El líder de la Comuna de París, Louis Auguste Blanqui es encerrado en prisión y allí, enfrentado, irremediablemente, al tiempo penosísimo e interminable de una dura condena, se dedica a escribir una especie de ensayo sobre la infinitud de los mundos, La eternidad a través de los astros, obrita que ejercerá sobre distintos autores e intelectuales una extraña fascinación. Desde luego la cosa es curiosa. Blanqui reacciona de forma inteligente ante lo que se le viene encima: conjura la masa de tiempo que supone la condena, sublimándola en objeto filosófico. Yo diría que Blanqui se impuso la disciplina de escribir el libro, que se autoaplicó una suerte de terapia para diluir las hordas de horas que iban a torturarle. La penosa equivalencia entre la prisión y la infinitud de mundos hace algo más que insinuarse. Pero en su teorización fue o más allá de una recreación o recopilación de datos. Latamente viene a decir que la eternidad se materializa en la infinitud de mundos de que consta el universo. Y lo prodigioso, lo vertiginoso radica en aceptar este carácter sorpresivo de la realidad. La sustancia de la realidad es la de estar constituida de mundos infinitos. La fascinación cosmológico-poética que produce un texto escrito en semejantes condiciones y la circunstancia fatal del hombre Blanqui que queda convertido a través de este “documento” en un héroe de la resistencia, arrojan su leyenda a la historia y crea cómplices de su aventura en nombres como Walter Benjamin o Borges. Blanqui salta metafóricamente de su confinamiento aniquilante en la cárcel a la articulación infinita de mundos que urde la red cósmica. Blanqui con su texto atraviesa el tiempo que le tenía preso, vence al tiempo con la propia infinitud de su naturaleza. La simpatía por Blanqui radica en que frustradas sus tentativas revolucionarias, acaba llevándolas a cabo presentando batalla en el campo intelectivo de la reflexión y del pensamiento. Su derrota en la cárcel se troca en una victoria a través del motivo cosmológico y literario desplegado: el mundo de las estrellas. Y el atractivo del opúsculo es doble: la información que Blanqui expone con inmaculada precisión es científica, obviamente, pero el contexto personal en que tal información es comunicada coloca sobre ella un halo de romanticismo y fatalismo poético. El gran Eros de Blanqui desde el confín aniquilante desde el que piensa y escribe es la Inteligencia.
Al parecer, por lo que compruebo, la exquisitez está prohibida por estos lares no sé si saturados por los mensajes de la musa cientificista o por el paulatino destrozo de las Humanidades. Para poder leer los ensayos de Lezama Lima tengo que bucear por internet y encontrar ediciones de principios de los setenta. Recuerdo cuando Goytisolo reivindicaba la obra del gran cubano.

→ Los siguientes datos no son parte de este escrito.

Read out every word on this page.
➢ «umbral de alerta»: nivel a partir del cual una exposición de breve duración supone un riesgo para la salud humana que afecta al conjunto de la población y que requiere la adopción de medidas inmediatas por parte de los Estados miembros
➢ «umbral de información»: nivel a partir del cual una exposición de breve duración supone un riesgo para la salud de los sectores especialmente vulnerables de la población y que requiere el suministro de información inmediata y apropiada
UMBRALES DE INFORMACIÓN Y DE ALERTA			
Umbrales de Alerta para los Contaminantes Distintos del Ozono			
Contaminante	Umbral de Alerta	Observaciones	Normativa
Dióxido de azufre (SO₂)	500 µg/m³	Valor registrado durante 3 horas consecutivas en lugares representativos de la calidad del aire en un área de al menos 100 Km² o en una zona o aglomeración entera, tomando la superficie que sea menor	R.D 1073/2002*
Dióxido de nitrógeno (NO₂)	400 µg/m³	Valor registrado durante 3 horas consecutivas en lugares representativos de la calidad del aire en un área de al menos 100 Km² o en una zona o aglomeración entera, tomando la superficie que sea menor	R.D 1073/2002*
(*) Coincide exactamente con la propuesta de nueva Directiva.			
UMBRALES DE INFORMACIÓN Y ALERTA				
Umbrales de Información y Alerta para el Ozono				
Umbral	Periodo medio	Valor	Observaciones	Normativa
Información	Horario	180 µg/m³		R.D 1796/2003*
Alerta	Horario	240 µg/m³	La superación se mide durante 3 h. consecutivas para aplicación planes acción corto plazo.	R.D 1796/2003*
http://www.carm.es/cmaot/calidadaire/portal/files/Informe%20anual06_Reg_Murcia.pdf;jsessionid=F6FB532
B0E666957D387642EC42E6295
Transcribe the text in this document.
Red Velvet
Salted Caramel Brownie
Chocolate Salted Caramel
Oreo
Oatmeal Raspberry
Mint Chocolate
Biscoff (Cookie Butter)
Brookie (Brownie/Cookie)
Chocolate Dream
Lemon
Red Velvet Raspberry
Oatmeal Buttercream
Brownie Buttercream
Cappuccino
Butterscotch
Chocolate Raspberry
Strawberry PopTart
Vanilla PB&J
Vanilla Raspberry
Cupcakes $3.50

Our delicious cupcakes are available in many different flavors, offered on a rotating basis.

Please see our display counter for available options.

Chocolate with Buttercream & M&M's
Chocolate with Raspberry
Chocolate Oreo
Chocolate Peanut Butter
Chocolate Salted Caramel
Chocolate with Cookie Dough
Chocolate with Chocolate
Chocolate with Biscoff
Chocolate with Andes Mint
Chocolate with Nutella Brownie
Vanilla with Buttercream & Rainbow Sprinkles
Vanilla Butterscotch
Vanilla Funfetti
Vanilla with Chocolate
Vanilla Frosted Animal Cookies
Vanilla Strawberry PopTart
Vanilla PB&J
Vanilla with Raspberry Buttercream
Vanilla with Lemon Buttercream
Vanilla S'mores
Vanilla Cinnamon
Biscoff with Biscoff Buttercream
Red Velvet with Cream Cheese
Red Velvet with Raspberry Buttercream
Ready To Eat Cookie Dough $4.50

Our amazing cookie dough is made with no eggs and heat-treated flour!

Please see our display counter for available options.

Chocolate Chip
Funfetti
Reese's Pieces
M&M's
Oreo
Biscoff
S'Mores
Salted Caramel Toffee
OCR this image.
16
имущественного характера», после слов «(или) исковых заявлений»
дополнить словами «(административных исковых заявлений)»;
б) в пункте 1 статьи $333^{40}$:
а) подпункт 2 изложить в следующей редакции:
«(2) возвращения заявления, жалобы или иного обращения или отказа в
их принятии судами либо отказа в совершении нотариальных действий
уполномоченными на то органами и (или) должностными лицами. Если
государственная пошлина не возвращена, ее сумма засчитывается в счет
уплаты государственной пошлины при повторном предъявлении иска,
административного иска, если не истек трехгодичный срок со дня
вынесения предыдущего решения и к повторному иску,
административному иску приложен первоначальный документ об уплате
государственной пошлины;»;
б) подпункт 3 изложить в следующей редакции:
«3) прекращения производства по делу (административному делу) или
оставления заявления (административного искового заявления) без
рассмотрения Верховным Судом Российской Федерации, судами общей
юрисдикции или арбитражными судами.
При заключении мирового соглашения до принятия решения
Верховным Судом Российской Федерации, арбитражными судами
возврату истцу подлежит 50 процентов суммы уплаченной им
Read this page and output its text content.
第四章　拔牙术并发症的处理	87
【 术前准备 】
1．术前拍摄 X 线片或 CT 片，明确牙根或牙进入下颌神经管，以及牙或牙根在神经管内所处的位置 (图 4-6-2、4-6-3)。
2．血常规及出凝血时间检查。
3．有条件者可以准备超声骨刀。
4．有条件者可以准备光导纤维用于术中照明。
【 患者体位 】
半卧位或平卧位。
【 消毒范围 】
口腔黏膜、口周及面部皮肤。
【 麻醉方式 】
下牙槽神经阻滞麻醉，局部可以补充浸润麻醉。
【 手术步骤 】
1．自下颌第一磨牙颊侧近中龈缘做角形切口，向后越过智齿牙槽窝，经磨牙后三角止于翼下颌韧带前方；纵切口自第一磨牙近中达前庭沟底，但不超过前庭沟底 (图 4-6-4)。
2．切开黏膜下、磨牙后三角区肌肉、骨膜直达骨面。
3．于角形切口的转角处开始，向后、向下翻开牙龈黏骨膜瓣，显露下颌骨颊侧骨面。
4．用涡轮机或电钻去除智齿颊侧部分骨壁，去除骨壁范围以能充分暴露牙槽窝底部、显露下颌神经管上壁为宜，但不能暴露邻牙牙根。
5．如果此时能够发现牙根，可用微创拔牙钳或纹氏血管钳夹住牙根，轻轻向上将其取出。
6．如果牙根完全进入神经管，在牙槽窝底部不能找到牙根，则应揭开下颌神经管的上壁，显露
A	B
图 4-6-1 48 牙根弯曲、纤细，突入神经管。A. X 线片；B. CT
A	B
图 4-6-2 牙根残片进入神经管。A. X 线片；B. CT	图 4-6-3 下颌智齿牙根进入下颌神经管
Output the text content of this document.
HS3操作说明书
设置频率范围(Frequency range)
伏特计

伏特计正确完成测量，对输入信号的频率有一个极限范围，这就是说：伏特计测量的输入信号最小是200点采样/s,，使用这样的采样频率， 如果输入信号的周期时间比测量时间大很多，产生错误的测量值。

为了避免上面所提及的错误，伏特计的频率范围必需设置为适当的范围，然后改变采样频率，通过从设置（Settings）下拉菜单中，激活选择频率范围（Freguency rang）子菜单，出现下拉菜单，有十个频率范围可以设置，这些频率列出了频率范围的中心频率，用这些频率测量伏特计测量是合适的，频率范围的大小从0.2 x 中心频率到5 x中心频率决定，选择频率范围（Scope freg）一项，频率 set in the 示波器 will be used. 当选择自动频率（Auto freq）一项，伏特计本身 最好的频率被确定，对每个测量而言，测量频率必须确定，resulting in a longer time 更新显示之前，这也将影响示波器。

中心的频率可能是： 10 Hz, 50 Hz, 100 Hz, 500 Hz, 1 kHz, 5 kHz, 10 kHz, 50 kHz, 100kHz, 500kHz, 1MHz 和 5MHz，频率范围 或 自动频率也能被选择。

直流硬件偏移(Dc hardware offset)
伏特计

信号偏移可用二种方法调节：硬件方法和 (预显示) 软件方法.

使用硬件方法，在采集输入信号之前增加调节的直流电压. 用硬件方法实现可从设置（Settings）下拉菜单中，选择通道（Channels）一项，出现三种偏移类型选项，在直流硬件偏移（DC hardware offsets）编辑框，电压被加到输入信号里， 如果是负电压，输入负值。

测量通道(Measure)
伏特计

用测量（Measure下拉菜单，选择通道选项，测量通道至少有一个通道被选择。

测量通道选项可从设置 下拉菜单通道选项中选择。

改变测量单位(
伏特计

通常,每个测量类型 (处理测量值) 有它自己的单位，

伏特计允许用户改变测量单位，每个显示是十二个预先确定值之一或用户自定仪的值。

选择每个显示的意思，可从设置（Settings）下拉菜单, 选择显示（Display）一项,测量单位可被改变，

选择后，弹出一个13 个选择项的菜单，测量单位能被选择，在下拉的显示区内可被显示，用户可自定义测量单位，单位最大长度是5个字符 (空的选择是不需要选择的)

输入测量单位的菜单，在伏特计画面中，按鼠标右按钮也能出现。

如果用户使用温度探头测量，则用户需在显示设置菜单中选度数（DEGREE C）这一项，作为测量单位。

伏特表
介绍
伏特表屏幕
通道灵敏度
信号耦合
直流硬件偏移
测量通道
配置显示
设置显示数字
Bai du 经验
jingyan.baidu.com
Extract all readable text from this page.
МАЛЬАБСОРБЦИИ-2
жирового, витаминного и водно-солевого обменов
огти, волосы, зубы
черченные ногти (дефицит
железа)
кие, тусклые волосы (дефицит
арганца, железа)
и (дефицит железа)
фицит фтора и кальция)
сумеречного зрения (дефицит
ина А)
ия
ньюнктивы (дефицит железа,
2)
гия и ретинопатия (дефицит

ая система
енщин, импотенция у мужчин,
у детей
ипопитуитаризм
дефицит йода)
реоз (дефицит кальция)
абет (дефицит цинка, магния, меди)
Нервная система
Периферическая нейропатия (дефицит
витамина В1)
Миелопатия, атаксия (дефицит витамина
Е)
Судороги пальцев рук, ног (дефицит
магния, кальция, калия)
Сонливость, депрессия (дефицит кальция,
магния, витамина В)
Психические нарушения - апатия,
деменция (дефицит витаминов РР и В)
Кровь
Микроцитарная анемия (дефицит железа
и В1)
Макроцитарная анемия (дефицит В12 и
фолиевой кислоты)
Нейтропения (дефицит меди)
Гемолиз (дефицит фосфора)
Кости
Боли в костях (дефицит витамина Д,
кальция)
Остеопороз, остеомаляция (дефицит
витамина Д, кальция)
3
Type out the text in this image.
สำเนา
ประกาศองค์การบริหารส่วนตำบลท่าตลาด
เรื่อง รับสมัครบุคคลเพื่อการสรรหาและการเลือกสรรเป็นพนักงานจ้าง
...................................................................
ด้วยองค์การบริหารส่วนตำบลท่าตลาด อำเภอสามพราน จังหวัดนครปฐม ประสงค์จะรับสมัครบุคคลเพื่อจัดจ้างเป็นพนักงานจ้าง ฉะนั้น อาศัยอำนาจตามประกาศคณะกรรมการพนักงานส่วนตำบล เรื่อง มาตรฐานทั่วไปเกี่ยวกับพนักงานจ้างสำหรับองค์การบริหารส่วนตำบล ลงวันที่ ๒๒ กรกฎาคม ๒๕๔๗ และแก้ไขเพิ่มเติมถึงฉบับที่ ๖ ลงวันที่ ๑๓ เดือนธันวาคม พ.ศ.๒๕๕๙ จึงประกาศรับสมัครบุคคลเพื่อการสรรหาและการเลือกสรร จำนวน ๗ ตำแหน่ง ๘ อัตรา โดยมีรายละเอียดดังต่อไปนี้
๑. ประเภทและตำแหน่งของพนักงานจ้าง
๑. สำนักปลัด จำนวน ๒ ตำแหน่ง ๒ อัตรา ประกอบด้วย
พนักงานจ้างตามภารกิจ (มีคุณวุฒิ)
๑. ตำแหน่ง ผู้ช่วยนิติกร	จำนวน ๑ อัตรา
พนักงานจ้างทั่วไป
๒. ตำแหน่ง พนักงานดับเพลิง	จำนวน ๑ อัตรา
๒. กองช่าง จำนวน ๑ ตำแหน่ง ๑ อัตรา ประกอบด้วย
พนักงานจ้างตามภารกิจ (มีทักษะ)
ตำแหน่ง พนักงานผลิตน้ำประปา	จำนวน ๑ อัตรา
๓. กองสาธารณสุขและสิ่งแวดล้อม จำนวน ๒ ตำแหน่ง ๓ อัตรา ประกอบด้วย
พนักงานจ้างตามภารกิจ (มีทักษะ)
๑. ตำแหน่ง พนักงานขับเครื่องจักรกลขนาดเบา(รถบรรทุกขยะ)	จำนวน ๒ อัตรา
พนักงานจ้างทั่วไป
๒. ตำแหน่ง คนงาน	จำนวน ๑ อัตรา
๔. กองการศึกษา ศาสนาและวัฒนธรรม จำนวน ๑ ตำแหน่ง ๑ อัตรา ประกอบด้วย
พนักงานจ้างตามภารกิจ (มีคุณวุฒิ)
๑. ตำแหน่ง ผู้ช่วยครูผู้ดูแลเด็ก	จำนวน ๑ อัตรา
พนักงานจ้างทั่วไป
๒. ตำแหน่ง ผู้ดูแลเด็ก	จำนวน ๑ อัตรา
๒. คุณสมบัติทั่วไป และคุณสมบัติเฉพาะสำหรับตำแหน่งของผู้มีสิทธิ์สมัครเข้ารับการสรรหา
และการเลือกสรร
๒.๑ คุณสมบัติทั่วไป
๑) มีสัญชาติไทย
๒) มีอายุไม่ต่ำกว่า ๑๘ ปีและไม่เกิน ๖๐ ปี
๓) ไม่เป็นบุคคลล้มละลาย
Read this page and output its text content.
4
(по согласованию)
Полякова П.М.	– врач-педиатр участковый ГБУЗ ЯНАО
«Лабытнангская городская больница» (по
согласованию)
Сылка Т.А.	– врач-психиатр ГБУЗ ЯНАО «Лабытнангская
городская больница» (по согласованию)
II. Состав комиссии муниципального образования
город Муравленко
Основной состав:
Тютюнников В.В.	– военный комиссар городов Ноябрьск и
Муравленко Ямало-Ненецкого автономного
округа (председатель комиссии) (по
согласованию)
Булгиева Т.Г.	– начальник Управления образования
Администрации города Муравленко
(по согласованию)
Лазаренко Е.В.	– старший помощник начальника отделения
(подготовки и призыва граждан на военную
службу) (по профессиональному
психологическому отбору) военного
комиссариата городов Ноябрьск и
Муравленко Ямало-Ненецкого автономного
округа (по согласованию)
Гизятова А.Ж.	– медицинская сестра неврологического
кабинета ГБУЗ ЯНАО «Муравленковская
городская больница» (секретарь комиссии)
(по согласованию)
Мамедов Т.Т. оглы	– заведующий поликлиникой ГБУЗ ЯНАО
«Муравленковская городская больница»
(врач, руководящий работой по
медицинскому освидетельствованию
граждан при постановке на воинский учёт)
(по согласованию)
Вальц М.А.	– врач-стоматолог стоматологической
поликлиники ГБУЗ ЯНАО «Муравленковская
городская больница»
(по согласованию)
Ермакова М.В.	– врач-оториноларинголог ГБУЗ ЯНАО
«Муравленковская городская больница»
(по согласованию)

Unos textos que serían la envidia de estilistas, de los grandes escritores y ensayistas europeos, expresión de una inteligencia poética única y tiene uno que rastrear allá por el año 1972 para encontrar uno o dos libros, como máximo, del poeta de La Habana. Es irritante, incluso diría, odioso. Qué defectuosamente nos queremos los hispanohablantes. Si Lezama fuera francés o inglés, madre mía, sería otro premio nobel de alguna de esas dos lenguas, desde luego.
Desechamos ser señores de la palabra pero aceptamos todas las mojigangas que una moda prefabricada nos arroja como lo real y actual: polyamor, micromachismos, etc., en los que uno ve antes la parca invención de la palabra que una realidad sustantiva, es decir, expresiones más o menos veladas de pura ingeniería social, teniendo en cuenta el ambiente actual. Cojamos un sustantivo y añadámosle un ingenioso prefijo y ya está inventado el concepto y por lo tanto, la circunstancia, no al revés.
Decididamente, como decía el agudo Jean Baudrillard, el hombre occidental contemporáneo ha inventado un nuevo Auschwitz en el que gusta de autoaniquilarse cada día gratuitamente: remoción tendenciosa del pasado, cuestionamiento de símbolos y tradiciones, venta de la propia dignidad e identidad a manos de políticos y presuntas inteligencias artificiales… En definitiva, imposición de encefalograma plano. Para “salvarnos” tan sólo tenemos que echar un vistazo a nuestra frondosa cultura y establecer, imaginar, descifrar nexos. Ahí está nuestro soberano punto de partida. Una novela informa más que cualquier teoría, una película es el máximo documento sobre lo que ha ocurrido.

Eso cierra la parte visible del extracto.